Redox-Controlled Exchange Bias in a Supramolecular Chain of Fe4 Single-Molecule Magnets

Tetrairon(III) single-molecule magnets [Fe4 (pPy)2 (dpm)6 ] (1) (H3 pPy=2-(hydroxymethyl)-2-(pyridin-4-yl)propane-1,3-diol, Hdpm=dipivaloylmethane) have been deliberately organized into supramolecular chains by reaction with Ru(II) Ru(II) or Ru(II) Ru(III) paddlewheel complexes.

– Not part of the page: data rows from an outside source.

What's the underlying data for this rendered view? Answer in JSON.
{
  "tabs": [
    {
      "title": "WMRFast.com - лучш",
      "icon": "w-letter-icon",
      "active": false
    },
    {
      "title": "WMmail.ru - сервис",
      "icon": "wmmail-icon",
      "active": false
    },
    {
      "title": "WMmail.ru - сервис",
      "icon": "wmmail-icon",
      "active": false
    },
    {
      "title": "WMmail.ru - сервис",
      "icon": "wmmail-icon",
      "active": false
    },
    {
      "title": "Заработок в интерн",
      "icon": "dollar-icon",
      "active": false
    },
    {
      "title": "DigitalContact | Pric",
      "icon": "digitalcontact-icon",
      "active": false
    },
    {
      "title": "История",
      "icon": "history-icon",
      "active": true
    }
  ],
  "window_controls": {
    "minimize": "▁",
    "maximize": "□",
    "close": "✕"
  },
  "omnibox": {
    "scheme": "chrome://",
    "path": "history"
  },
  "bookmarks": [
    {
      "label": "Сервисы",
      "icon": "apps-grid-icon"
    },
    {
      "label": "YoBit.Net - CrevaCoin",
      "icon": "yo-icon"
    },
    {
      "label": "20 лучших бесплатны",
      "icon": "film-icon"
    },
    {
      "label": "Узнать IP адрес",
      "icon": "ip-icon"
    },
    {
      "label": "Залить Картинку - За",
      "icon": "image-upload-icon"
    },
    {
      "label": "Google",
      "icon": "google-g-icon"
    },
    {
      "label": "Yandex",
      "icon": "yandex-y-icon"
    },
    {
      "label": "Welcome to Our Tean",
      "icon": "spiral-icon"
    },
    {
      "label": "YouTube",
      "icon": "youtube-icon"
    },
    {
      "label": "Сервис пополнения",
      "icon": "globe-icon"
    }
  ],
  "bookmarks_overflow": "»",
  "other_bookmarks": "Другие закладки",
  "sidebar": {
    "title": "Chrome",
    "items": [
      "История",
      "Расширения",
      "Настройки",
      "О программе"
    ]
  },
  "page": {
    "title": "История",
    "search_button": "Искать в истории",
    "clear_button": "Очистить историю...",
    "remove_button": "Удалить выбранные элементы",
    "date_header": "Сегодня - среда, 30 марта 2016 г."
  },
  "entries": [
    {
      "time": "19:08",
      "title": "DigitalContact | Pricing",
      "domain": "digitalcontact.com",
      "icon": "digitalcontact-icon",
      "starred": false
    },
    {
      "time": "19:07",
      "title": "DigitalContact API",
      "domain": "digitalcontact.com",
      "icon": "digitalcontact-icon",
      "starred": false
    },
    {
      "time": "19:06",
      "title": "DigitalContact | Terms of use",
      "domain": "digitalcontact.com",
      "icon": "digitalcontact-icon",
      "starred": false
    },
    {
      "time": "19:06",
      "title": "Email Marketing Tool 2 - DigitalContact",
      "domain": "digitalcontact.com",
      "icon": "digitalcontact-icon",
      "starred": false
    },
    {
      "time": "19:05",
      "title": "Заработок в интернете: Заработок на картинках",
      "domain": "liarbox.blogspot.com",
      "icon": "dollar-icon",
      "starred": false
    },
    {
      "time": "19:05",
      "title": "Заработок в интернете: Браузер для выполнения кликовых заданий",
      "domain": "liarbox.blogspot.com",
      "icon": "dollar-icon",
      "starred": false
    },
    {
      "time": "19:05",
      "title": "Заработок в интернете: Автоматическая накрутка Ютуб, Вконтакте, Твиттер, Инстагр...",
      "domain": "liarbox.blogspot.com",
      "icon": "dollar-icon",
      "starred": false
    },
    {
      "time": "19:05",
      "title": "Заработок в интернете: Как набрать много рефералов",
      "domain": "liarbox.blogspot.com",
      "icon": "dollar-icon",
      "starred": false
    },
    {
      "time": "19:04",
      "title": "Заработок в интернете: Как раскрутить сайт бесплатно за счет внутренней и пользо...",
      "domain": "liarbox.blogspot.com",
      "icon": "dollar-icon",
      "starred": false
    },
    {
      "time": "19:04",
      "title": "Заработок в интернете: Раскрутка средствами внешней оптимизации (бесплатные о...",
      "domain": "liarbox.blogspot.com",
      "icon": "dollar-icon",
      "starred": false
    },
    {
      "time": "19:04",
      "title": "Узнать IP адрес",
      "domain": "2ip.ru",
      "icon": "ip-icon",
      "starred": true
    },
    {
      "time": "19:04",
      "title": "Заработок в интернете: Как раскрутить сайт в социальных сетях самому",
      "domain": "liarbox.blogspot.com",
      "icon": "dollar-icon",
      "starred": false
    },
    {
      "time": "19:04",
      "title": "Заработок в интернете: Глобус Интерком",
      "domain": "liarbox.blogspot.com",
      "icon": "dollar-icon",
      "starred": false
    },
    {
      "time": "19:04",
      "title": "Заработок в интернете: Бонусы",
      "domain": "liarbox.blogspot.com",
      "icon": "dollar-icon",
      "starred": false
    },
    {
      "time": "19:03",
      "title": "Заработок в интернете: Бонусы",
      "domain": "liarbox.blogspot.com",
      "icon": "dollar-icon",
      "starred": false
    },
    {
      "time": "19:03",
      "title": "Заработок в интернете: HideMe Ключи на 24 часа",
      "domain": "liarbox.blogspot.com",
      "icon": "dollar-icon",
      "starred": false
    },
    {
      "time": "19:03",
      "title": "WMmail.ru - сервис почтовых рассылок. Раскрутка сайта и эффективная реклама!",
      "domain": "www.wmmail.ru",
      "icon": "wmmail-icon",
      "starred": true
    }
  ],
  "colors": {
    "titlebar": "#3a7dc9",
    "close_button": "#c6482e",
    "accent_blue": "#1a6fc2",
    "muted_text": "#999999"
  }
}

The products [Fe4 (pPy)2 (dpm)6 ][Ru2 (OAc)4 ](BF4 )x with x=0 (2 a) or x=1 (2 b) differ in the electron count on the paramagnetic diruthenium bridges and display hysteresis loops of substantially different shape. Owing to their large easy-plane anisotropy, the s=1 diruthenium(II,II) units in 2 a act as effective seff =0 spins and lead to negligible intrachain communication. By contrast, the mixed-valent bridges (s=3/2, seff =1/2) in 2 b introduce a significant exchange bias, with concomitant enhancement of the remnant magnetization. Our results suggest the possibility to use electron transfer to tune intermolecular communication in redox-responsive arrays of SMMs.